The Real Estate Institute of Victoria (REIV) has recently released its March quarter data, revealing the strongest March quarter in just over a decade. The Melbourne residential market has continued to record improvements, recovering ground that was lost over the past two years.
Median house price on the rise
In the March quarter, Melbourne’s median house price was recorded at $561,500 (seasonally adjusted), following a 5.1 per cent increase from $534,000 (seasonally adjusted) in the previous quarter.
Things are looking positive, and importantly, there was an increase in buyers in the December quarter and this has continued through the first quarter of this year with increased volumes, prices, and clearance rates.
The highest increases in the median house prices were recorded in a range of suburbs including:
Unit and apartment market remains subdued
The REIV recorded a 1.4 per cent increase in the quarter to a median price of $456,000 (seasonally adjusted) from $449,500 in the December quarter.
Increase in supply impacts the market
On a broad geographic basis increases in prices were recorded in the middle and outer suburbs whilst the inner city, where most of the increase in supply has been located, a small drop in prices was recorded.
The most expensive suburb in this market segment is once again Brighton with a median of $885,000 followed by Toorak at $717,500 and Port Melbourne at $650,000. That fact that all three of these suburbs recorded increases means that the impact of increased supply is being mainly felt in the middle and more affordable segment of the market.

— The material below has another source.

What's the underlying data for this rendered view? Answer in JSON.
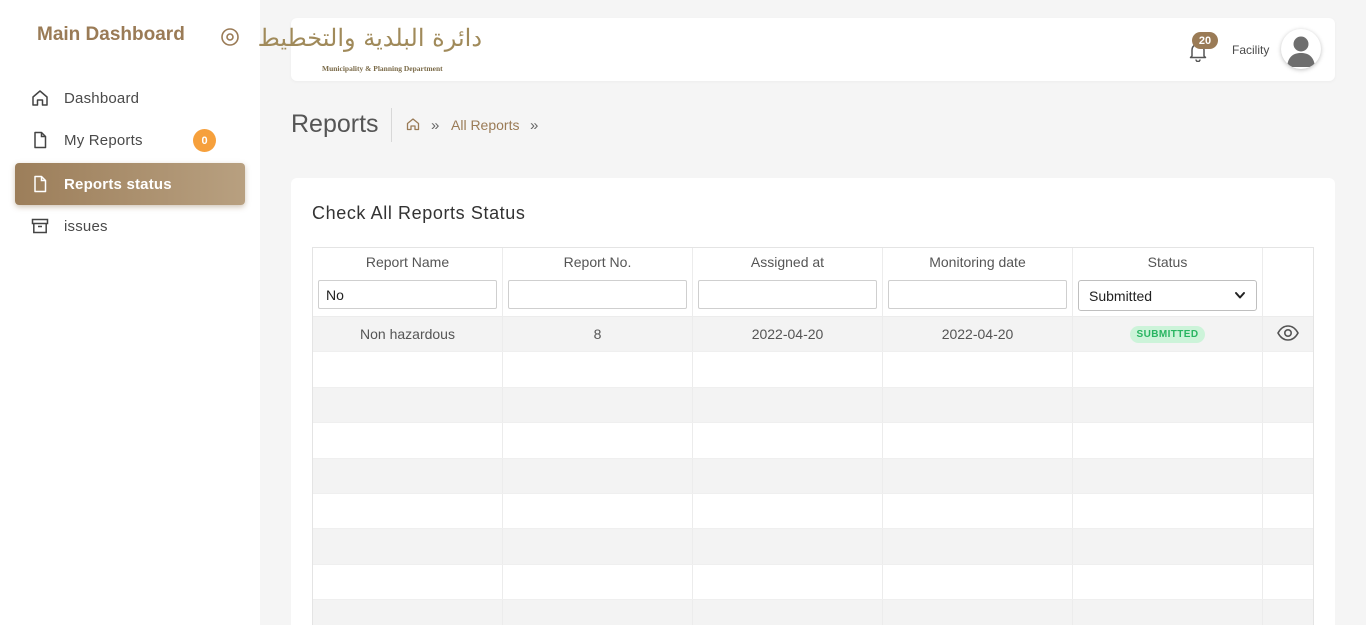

In regional Victoria the median house price was $311,500 (seasonally adjusted) in the March quarter following a 2.1 per cent increase from $305,000 (seasonally adjusted) in the previous quarter.
These results further emphasise that the residential housing market is slowly improving.
Some centres continue to have short term fluctuations but it appears that the underlying trend is positive.
For those looking to buy over the next few months the fact that in most suburbs prices remain below their peak means that in conjunction with the low interest rates, property will remain relatively affordable. The increased level of transactions also reflects the greater choice available for buyers compared to 2011 and 2012.